RuntimeError: Trying to create tensor with negative dimension

Environment info

transformers version: 3.4.0
Platform: Linux-3.10.0-957.el7.x86_64-x86_64-with-debian-stretch-sid
Python version: 3.6.9
PyTorch version (GPU?): 1.6.0 (True)
Tensorflow version (GPU?): not installed (NA)
Using GPU in script?: No
Using distributed or parallel set-up in script?: No @TevenLeScao

Information

I am using TransfoXLModel. The problem arises when running the code below (if I do not fill in vocab_size=256, it works fine):

the example scripts:

from transformers import TransfoXLConfig, TransfoXLModel
configuration = TransfoXLConfig(vocab_size=256)
model = TransfoXLModel(configuration)

Error I get:

RuntimeError Traceback (most recent call last) <ipython-input-323-7039580347ad> in <module> 3 configuration = TransfoXLConfig(vocab_size=256) 4 # Initializing a model from the configuration ----> 5 model = TransfoXLModel(configuration)
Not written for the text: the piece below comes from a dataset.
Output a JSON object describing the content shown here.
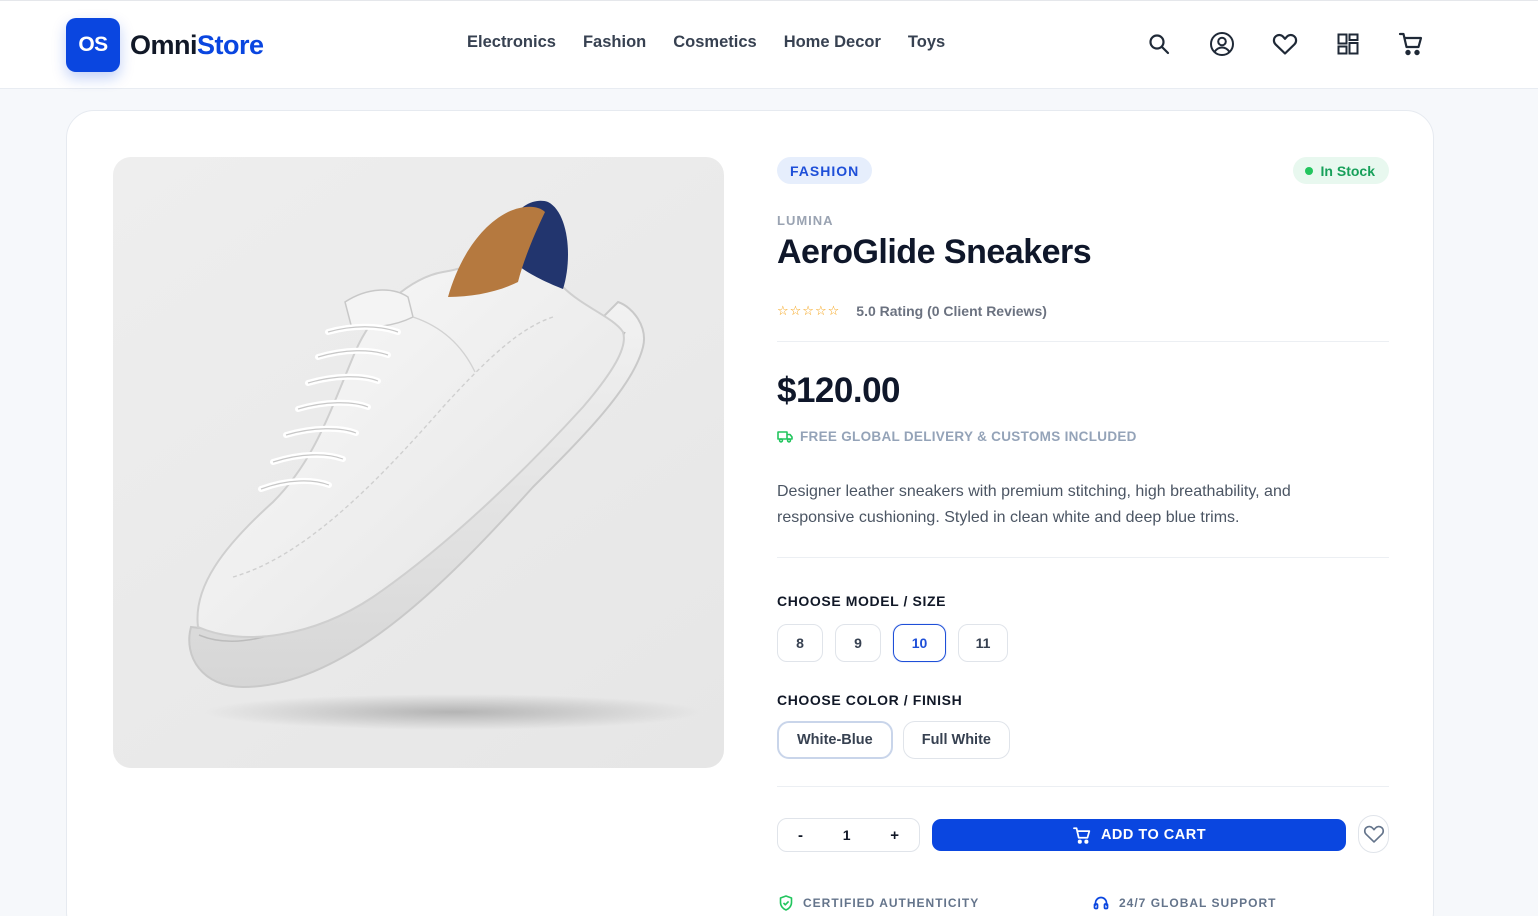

/opt/conda/lib/python3.6/site-packages/transformers/modeling_transfo_xl.py in init(self, config) 736 737 self.word_emb = AdaptiveEmbedding( –> 738 config.vocab_size, config.d_embed, config.d_model, config.cutoffs, div_val=config.div_val 739 ) 740

/opt/conda/lib/python3.6/site-packages/transformers/modeling_transfo_xl.py in init(self, n_token, d_embed, d_proj, cutoffs, div_val, sample_softmax) 421 l_idx, r_idx = self.cutoff_ends[i], self.cutoff_ends[i + 1] 422 d_emb_i = d_embed // (div_val ** i) –> 423 self.emb_layers.append(nn.Embedding(r_idx - l_idx, d_emb_i)) 424 self.emb_projs.append(nn.Parameter(torch.FloatTensor(d_proj, d_emb_i))) 425

/opt/conda/lib/python3.6/site-packages/torch/nn/modules/sparse.py in init(self, num_embeddings, embedding_dim, padding_idx, max_norm, norm_type, scale_grad_by_freq, sparse, _weight) 107 self.scale_grad_by_freq = scale_grad_by_freq 108 if _weight is None: –> 109 self.weight = Parameter(torch.Tensor(num_embeddings, embedding_dim)) 110 self.reset_parameters() 111 else:

RuntimeError: Trying to create tensor with negative dimension -199744: [-199744, 16]

Issue Analytics

State:
Created 3 years ago
Comments:6 (2 by maintainers)

Top GitHub Comments

2reactions

TevenLeScaocommented, Oct 28, 2020

Hey! From your description it sounds like you haven’t changed the cutoff points for adaptive embeddings. (the different sizes of the clusters for the hierarchical softmax generation). This causes an issue as the last cluster of embeddings, the one for the least frequent words, has size vocab_size - cutoffs[-1] so if the last cutoff is bigger than the vocab size, that’s negative.

Now for only 256 vocab words, adaptive embeddings don’t really matter anyway, so I’d recommend running

from transformers import TransfoXLConfig, TransfoXLModel
configuration = TransfoXLConfig(vocab_size=256, cutoffs=[])
model = TransfoXLModel(configuration)

0reactions

davidliujiafengcommented, Oct 28, 2020

@TevenLeScao Thanks very much, it works great for me, close the issue now.